On Sat, Nov 06, 2021 at 11:19:28PM -0700, Watson Ladd wrote:
> On Sat, Nov 6, 2021 at 12:55 AM Magnus Fromreide via tz <tz at iana.org> wrote:
> >
> > On Fri, Nov 05, 2021 at 02:53:23PM -0700, Brian Park via tz wrote:
> > > On Fri, Nov 5, 2021 at 12:01 PM Brian Park <brian at xparks.net> wrote:
> > >
> > > > I agree that it is conceptually cleaner if the Core TZDB identifiers were
> > > > internal only. But I understand that some people would consider ISO-country
> > > > identifiers to be out of scope of this project, although there are many ad
> > > > hoc ones currently in the database. I think a file like 'countryzone'
> > > > should be added only if there are people willing to maintain such a list.
> > > > It may need to be a separate project, to avoid forcing the TZ Coordinator
> > > > to pick up the slack if those maintainers drop off.
> > > >
> > >
> > > Following up my own post, I took an initial stab at what this 'countryzone'
> > > file would look like, and immediately ran into problems that convinces me
> > > that this does *not* belong in the TZDB project. The scope seems too large,
> > > so it seems better as a separate project.
> > >
> > > I started from an ISO-3166 CSV file (see
> > > https://en.wikipedia.org/wiki/List_of_ISO_3166_country_codes for a human
> > > readable version), and I found:
> > >
> > > 1) Many country names are too long to fit into 14 characters. Let's say we
> > > relax that constraint because we deprecate support for any old Unix system
> > > that cannot support these longer file names. But there are countries like
> > > "Heard Island and McDonald Islands", "South Georgia and the South Sandwich
> > > Islands", and "United States Minor Outlying Islands", and "British Indian
> > > Ocean Territory". Just from an ergonomics perspective, we should find a way
> > > to shorten these very long names.
> > >
> > > 2) If we shorten some countries, like "Bosnia and Herzegovina" to just
> > > "Bosnia" for convenience, are we going to offend people? I don't know
> > > anyone from Bosnia and Herzegovina, so I have no idea. Each country that we
> > > shorten needs to be researched carefully.
> > >
> > > 3) At least 5 countries have non-ASCII characters in their ISO names: "Côte
> > > d'Ivoire ", "Curaçao", "Åland Islands", "Saint Barthélemy", "Réunion".
> > > Personally, I would like to use only ASCII characters because they are the
> > > lowest common denominator that is guaranteed to work, outside of mainframes
> > > using EBCDIC. If we remove these non-ASCII characters, are we going to
> > > offend the people of those countries, even though these are supposed to be
> > > English versions of their country names?
> >
> > This also brings up the question about why any of the subregion
> > identifiers should be included?
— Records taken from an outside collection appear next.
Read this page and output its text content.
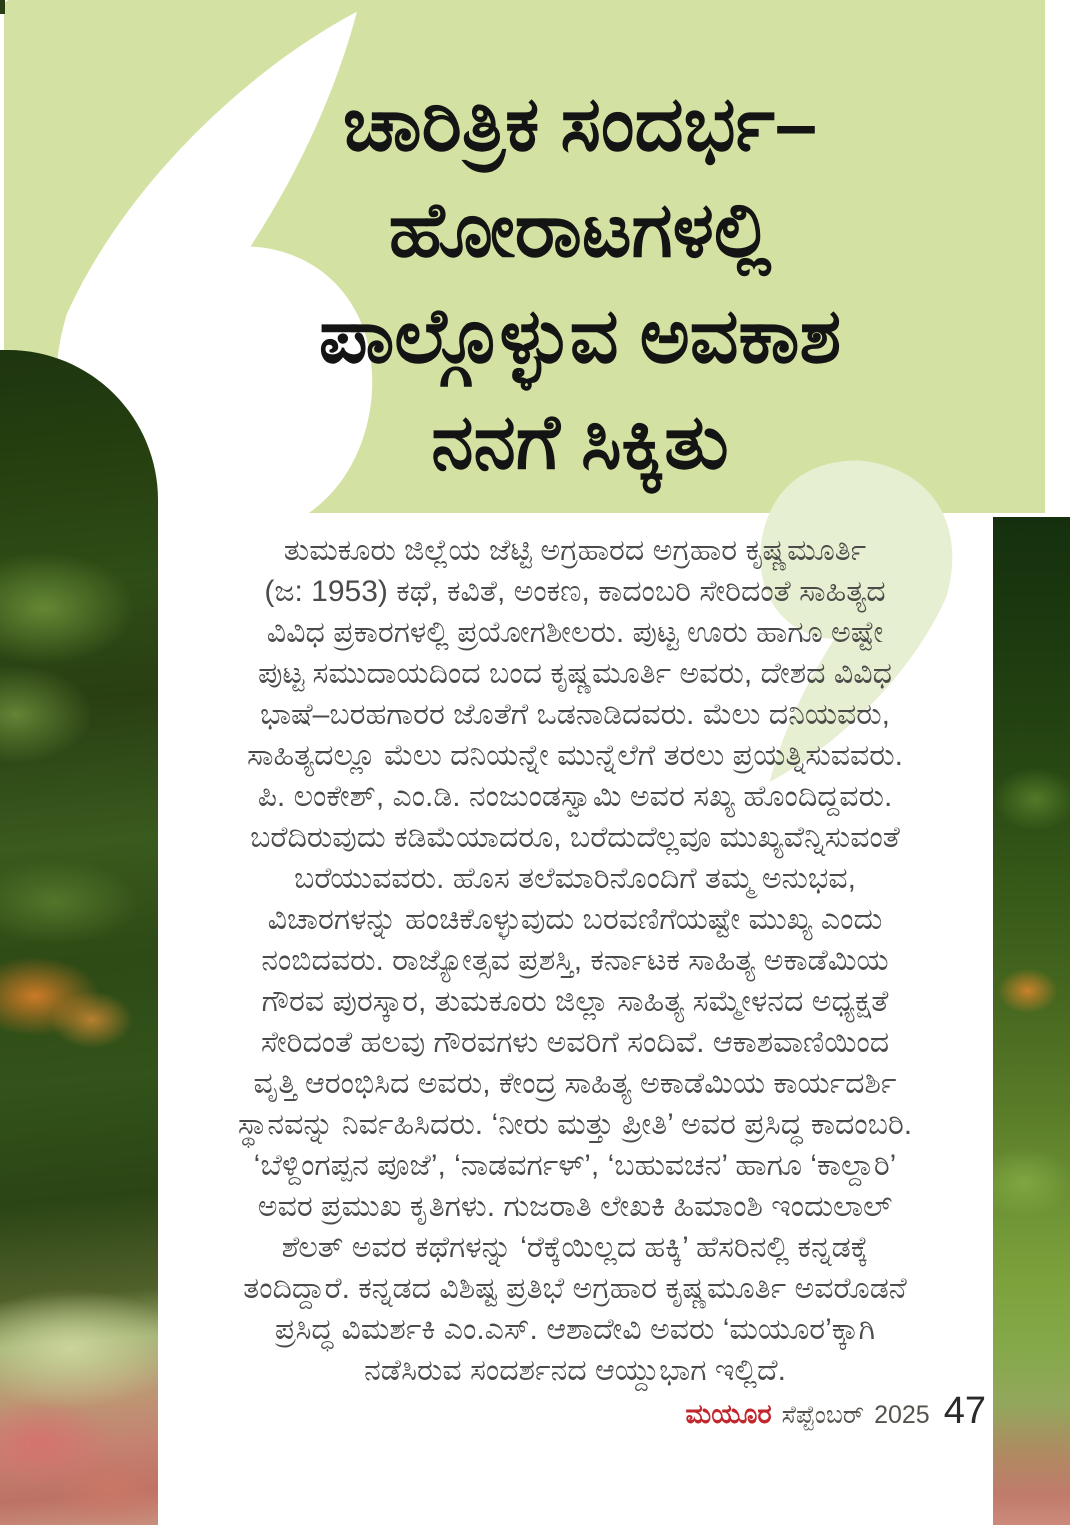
ಚಾರಿತ್ರಿಕ ಸಂದರ್ಭ–
ಹೋರಾಟಗಳಲ್ಲಿ
ಪಾಲ್ಗೊಳ್ಳುವ ಅವಕಾಶ
ನನಗೆ ಸಿಕ್ಕಿತು
ತುಮಕೂರು ಜಿಲ್ಲೆಯ ಜೆಟ್ಟಿ ಅಗ್ರಹಾರದ ಅಗ್ರಹಾರ ಕೃಷ್ಣಮೂರ್ತಿ
(ಜ: 1953) ಕಥೆ, ಕವಿತೆ, ಅಂಕಣ, ಕಾದಂಬರಿ ಸೇರಿದಂತೆ ಸಾಹಿತ್ಯದ
ವಿವಿಧ ಪ್ರಕಾರಗಳಲ್ಲಿ ಪ್ರಯೋಗಶೀಲರು. ಪುಟ್ಟ ಊರು ಹಾಗೂ ಅಷ್ಟೇ
ಪುಟ್ಟ ಸಮುದಾಯದಿಂದ ಬಂದ ಕೃಷ್ಣಮೂರ್ತಿ ಅವರು, ದೇಶದ ವಿವಿಧ
ಭಾಷೆ–ಬರಹಗಾರರ ಜೊತೆಗೆ ಒಡನಾಡಿದವರು. ಮೆಲು ದನಿಯವರು,
ಸಾಹಿತ್ಯದಲ್ಲೂ ಮೆಲು ದನಿಯನ್ನೇ ಮುನ್ನೆಲೆಗೆ ತರಲು ಪ್ರಯತ್ನಿಸುವವರು.
ಪಿ. ಲಂಕೇಶ್, ಎಂ.ಡಿ. ನಂಜುಂಡಸ್ವಾಮಿ ಅವರ ಸಖ್ಯ ಹೊಂದಿದ್ದವರು.
ಬರೆದಿರುವುದು ಕಡಿಮೆಯಾದರೂ, ಬರೆದುದೆಲ್ಲವೂ ಮುಖ್ಯವೆನ್ನಿಸುವಂತೆ
ಬರೆಯುವವರು. ಹೊಸ ತಲೆಮಾರಿನೊಂದಿಗೆ ತಮ್ಮ ಅನುಭವ,
ವಿಚಾರಗಳನ್ನು ಹಂಚಿಕೊಳ್ಳುವುದು ಬರವಣಿಗೆಯಷ್ಟೇ ಮುಖ್ಯ ಎಂದು
ನಂಬಿದವರು. ರಾಜ್ಯೋತ್ಸವ ಪ್ರಶಸ್ತಿ, ಕರ್ನಾಟಕ ಸಾಹಿತ್ಯ ಅಕಾಡೆಮಿಯ
ಗೌರವ ಪುರಸ್ಕಾರ, ತುಮಕೂರು ಜಿಲ್ಲಾ ಸಾಹಿತ್ಯ ಸಮ್ಮೇಳನದ ಅಧ್ಯಕ್ಷತೆ
ಸೇರಿದಂತೆ ಹಲವು ಗೌರವಗಳು ಅವರಿಗೆ ಸಂದಿವೆ. ಆಕಾಶವಾಣಿಯಿಂದ
ವೃತ್ತಿ ಆರಂಭಿಸಿದ ಅವರು, ಕೇಂದ್ರ ಸಾಹಿತ್ಯ ಅಕಾಡೆಮಿಯ ಕಾರ್ಯದರ್ಶಿ
ಸ್ಥಾನವನ್ನು ನಿರ್ವಹಿಸಿದರು. ‘ನೀರು ಮತ್ತು ಪ್ರೀತಿ’ ಅವರ ಪ್ರಸಿದ್ಧ ಕಾದಂಬರಿ.
‘ಬೆಳ್ದಿಂಗಪ್ಪನ ಪೂಜೆ’, ‘ನಾಡವರ್ಗಳ್’, ‘ಬಹುವಚನ’ ಹಾಗೂ ‘ಕಾಲ್ದಾರಿ’
ಅವರ ಪ್ರಮುಖ ಕೃತಿಗಳು. ಗುಜರಾತಿ ಲೇಖಕಿ ಹಿಮಾಂಶಿ ಇಂದುಲಾಲ್
ಶೆಲತ್ ಅವರ ಕಥೆಗಳನ್ನು ‘ರೆಕ್ಕೆಯಿಲ್ಲದ ಹಕ್ಕಿ’ ಹೆಸರಿನಲ್ಲಿ ಕನ್ನಡಕ್ಕೆ
ತಂದಿದ್ದಾರೆ. ಕನ್ನಡದ ವಿಶಿಷ್ಟ ಪ್ರತಿಭೆ ಅಗ್ರಹಾರ ಕೃಷ್ಣಮೂರ್ತಿ ಅವರೊಡನೆ
ಪ್ರಸಿದ್ಧ ವಿಮರ್ಶಕಿ ಎಂ.ಎಸ್. ಆಶಾದೇವಿ ಅವರು ‘ಮಯೂರ’ಕ್ಕಾಗಿ
ನಡೆಸಿರುವ ಸಂದರ್ಶನದ ಆಯ್ದುಭಾಗ ಇಲ್ಲಿದೆ.
ಮಯೂರ ಸೆಪ್ಟೆಂಬರ್ 2025 47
They are not countries and I find it
> > hard to defend that Jan Mayen (population: 4 (scientists on the
> > weather station)) should have it's own time zone when the US state
> > of e.g. Texas shouldn't.
> 
> Because Texas has never had a different time from other entries in the
> DB, while Jan Mayen has.

I will happily admit to not having done any deeper research than reading
the comments in europe and backzone but both Arctic/Longyearbyen and
Atlantic/Jan_Mayen seems to be links to Europe/Oslo and that is all the
history they have.

What I was after though, was that Svalbard & Jan Mayen do have an ISO
country code - SJ - but that country code is rightfully marked as a
region code in iso 3166. I do not know why some places get their own
3166 region codes but I suppose it is a thing for autonomus regions.